WD: We try to, yeah.
O: How do you define an inappropriate role? What sort of things do you screen out?
WD: Well, if we feel in any way that it's derogatory toward anybody small… For example, I had a script come through to me, and it was about a dwarf in a circus. He was a clown, and he was very bitter about being small, bitter about his life. Which is fine. But then, as you read the story through, you hope that there is some resolve to this as the story goes on. But there wasn't. The character at the end of the story was still bitter and fed up with being small. Had he learned to deal with it, I think there would be a message in there, but there wasn't. That was something I don't want to associate with. And anything we think would be degrading in any way, or exploitative, that sort of thing. I mean, as soon as people realize that the people running the thing are also small, they tend to sort of change the way they're dealing with us anyway. Someone phones us up and says, "Oh, I need a dwarf for a movie I'm doing," we straightaway would say, "Well,
what kind of short actor do you need?" We wouldn't use the term. I don't mind the term "dwarf," but when we're speaking to somebody, we say "short actor," and it immediately raises the stakes a little bit. It's a different level that you're speaking on at that point.
O: Do you still find a lot of prejudice when you're dealing with directors, casting directors, and so forth?
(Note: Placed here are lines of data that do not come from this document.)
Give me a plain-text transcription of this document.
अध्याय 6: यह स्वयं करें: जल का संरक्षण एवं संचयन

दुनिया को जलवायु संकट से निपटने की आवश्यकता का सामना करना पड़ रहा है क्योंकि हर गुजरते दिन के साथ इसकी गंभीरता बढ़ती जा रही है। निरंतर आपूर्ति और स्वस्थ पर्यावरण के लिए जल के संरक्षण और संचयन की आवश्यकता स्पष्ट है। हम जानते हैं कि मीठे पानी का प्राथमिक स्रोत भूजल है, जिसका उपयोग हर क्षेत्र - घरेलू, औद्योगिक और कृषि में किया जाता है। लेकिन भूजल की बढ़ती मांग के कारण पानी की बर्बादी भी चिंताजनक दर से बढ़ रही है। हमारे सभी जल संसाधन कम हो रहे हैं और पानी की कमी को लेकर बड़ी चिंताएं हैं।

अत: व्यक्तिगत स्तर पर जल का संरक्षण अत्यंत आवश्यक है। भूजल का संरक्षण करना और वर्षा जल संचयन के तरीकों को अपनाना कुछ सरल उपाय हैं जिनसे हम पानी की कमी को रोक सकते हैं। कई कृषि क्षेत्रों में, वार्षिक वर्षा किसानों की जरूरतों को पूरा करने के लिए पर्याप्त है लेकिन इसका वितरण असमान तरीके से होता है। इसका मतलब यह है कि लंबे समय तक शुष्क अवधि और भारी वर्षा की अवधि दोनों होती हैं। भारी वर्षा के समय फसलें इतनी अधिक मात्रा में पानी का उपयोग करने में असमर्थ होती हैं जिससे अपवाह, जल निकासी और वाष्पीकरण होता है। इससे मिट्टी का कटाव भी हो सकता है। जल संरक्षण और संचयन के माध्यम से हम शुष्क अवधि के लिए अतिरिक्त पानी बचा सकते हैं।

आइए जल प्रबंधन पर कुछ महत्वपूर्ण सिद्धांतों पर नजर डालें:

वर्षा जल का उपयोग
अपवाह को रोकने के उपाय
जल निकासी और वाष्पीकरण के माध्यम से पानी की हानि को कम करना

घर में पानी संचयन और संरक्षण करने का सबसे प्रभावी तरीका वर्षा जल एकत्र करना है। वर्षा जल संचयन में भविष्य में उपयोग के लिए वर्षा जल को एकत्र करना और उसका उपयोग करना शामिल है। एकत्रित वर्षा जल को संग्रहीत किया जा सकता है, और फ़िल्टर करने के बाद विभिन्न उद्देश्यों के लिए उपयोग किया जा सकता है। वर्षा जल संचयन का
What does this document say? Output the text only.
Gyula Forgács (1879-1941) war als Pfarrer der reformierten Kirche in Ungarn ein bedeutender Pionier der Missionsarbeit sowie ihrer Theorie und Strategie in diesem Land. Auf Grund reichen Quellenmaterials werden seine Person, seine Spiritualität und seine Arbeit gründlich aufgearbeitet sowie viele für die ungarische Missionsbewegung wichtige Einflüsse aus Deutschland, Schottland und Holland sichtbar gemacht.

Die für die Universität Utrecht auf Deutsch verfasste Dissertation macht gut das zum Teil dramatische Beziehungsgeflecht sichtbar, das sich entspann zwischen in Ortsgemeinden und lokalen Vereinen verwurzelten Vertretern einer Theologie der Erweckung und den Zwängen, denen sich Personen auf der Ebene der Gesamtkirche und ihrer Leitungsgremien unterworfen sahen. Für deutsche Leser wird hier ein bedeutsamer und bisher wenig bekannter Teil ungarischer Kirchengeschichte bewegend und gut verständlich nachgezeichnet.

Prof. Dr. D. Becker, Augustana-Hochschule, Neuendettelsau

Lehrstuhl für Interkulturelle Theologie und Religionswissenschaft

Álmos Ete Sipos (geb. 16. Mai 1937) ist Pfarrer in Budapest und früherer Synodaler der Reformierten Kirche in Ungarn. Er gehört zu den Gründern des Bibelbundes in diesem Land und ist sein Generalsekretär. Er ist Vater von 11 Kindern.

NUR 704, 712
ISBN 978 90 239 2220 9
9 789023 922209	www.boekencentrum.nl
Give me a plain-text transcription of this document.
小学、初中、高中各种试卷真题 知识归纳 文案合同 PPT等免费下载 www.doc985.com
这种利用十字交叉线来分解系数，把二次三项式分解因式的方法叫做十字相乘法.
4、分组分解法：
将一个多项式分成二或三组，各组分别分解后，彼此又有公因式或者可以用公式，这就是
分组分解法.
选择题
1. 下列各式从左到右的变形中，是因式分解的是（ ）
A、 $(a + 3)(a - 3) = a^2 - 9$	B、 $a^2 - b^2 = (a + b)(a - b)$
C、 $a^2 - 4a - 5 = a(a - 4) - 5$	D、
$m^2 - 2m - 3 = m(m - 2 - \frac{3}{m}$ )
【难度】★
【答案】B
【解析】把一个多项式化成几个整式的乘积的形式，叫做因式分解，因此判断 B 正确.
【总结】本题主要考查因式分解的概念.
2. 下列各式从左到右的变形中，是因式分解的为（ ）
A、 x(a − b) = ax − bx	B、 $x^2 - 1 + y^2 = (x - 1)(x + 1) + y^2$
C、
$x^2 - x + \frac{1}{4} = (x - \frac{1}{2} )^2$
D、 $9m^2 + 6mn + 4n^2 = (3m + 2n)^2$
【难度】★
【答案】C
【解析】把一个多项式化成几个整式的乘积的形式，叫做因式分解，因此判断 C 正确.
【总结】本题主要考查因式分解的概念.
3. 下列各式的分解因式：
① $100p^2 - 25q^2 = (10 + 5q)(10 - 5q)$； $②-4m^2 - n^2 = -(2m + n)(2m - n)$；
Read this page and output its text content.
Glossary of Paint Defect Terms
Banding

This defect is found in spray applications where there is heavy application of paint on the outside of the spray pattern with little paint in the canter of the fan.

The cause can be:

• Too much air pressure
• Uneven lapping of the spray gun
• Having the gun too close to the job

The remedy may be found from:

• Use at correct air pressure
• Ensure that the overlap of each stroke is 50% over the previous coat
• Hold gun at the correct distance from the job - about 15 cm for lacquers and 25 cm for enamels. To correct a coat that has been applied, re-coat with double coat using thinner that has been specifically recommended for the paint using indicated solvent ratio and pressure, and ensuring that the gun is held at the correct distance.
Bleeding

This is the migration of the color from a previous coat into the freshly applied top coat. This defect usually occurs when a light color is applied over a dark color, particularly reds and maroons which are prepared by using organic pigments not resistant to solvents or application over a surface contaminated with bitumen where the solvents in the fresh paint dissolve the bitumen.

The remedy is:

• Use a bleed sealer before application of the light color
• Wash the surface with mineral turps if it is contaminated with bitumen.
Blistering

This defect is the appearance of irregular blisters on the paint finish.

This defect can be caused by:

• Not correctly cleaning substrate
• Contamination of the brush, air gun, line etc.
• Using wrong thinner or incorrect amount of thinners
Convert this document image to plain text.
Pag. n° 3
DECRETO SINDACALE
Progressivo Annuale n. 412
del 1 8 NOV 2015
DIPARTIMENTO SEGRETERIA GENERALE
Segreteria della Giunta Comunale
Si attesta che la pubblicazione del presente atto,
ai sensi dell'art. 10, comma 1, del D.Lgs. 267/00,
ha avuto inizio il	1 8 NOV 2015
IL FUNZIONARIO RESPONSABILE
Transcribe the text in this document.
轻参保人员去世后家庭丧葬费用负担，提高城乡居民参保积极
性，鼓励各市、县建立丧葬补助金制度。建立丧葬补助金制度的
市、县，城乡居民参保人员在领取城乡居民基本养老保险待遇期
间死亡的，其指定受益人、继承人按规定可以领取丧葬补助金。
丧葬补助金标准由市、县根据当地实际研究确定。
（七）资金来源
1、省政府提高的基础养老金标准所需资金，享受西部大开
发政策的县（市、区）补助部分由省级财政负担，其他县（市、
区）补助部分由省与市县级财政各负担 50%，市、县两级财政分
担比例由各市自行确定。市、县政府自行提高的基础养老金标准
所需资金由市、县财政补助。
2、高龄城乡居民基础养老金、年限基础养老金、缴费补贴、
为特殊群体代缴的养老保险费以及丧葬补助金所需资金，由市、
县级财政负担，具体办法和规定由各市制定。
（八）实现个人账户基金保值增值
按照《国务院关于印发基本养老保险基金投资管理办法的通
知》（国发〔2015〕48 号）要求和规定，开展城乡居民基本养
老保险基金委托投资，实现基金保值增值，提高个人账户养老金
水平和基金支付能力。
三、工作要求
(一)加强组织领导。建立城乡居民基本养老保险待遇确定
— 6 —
WD: Not really. Casting directors, we don't have any problems with them. I think in general, life has become less prejudiced to anybody who's different. When I was growing up, I used to notice a lot more people staring, and that kind of thing. But nowadays, I think everybody's more politically correct, and they're aware that there are people who are different, and have disabilities, and that kind of thing. I think that the media, communications and television and the Internet and that kind of thing, have really spread the word that we're made up of many shapes and sizes in society, and that it's the norm, really. I don't notice anybody staring at me anymore—I mean, unless they recognize me from being in film.
O: You've mentioned in some interviews that you're disappointed with the way the new Lord Of The Rings movies were cast, with tall actors who will be digitally shrunk to look like hobbits.
WD: It's a shame. It is a shame, a little bit. I mean, I auditioned for one of the roles, and so did some other clients from Willow Management, and the thing is… It's a very valid point, that they decided there weren't enough short actors to fulfill all the roles they had with the ability that they needed. So, therefore, they had to use tall actors and shrink them.
O: Do you think the growth of CGI technology is going to limit the roles for short actors in the future?
WD: Well, it's certainly something I've thought about. Because CG is getting so wonderful, if you've seen Shrek, recently. I mean, there are many things in that film that worry me, how good it's getting. But there is a certain something about an actor in a costume onscreen. You can get a certain indefinable something from that person being there. If you stood me in a costume next to a computer graphic of the same-looking character, I think there would be a difference. And many movie fans I've spoken to would rather see an actor in a costume than CG. For certain things. CG suits certain characters more than others. With Harry Potter, for example, I felt that film went back to a much more traditional way of making movies. All of the sets were there, all of the characters were there, where possible. They even opted, sometimes… They were considering CG for some of the characters, but decided to use short actors in costumes. And there were other actors in costumes, which I thought was great. And it gives that movie a certain essence, a certain kind of realism. I really can't describe it, but there's something about it that's more real.